On 2017-08-04 11:12 AM, Przemek Klosowski wrote:

The release notes for RHEL 7.4 announce that RedHat gave up on btrfs:


Is it only RHEL?

What are other distros doing?

https://access.redhat.com/documentation/en-US/Red_Hat_Enterprise_Linux/7/html/7.4_Release_Notes/chap-Red_Hat_Enterprise_Linux-7.4_Release_Notes-Deprecated_Functionality.html

Btrfs has been deprecated

The Btrfs file system has been in Technology Preview state since the initial release of Red Hat Enterprise Linux 6. Red Hat will not be moving Btrfs to a fully supported feature and it will be removed in a future major release of Red Hat Enterprise Linux.
The Btrfs file system did receive numerous updates from the upstream in Red Hat Enterprise Linux 7.4 and will remain available in the Red Hat Enterprise Linux 7 series. However, this is the last planned update to this feature.

I think RH roadmap is to use XFS over LVM.

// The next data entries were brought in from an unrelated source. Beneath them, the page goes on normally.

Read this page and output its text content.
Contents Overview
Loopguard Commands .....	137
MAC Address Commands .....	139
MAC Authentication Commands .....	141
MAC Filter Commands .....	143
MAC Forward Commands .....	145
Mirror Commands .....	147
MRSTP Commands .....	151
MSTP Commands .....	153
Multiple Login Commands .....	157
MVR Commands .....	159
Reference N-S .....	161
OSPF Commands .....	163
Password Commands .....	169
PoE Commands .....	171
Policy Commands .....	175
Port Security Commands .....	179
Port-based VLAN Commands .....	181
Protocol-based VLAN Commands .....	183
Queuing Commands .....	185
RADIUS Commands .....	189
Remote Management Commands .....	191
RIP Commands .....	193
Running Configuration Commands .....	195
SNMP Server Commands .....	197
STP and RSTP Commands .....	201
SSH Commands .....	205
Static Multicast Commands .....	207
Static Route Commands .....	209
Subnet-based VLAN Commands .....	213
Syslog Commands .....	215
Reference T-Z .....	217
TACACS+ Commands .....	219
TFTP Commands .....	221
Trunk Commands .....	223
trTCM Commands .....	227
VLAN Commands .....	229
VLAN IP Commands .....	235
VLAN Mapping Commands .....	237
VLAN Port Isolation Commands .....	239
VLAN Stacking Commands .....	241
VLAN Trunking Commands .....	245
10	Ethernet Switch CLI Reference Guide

This is a pity---BTRFS features looked attractive:

- integrated RAID that ties low level (block/stripe) issues with high-level objects (files); I thought this is important because with brfs filesystem integrity features filesystem-level trouble could be tied to low level issues like silent failures on one raid element. This is important and unique: I had seen failures of large volumes both on proprietary RAID hardware and in software RAID, due to silent corruption of one element of the array, that propagated to other healthy elements.

- snapshotting/rollbacks that enable recovery system update failures and other nice functionality

- scalable support for really large file systems (reasonable fsck times, etc)

Are people who care about mass storage issues aware of RedHat's plans and are OK with the situation? Are there any other options apart from what RedHat is planning?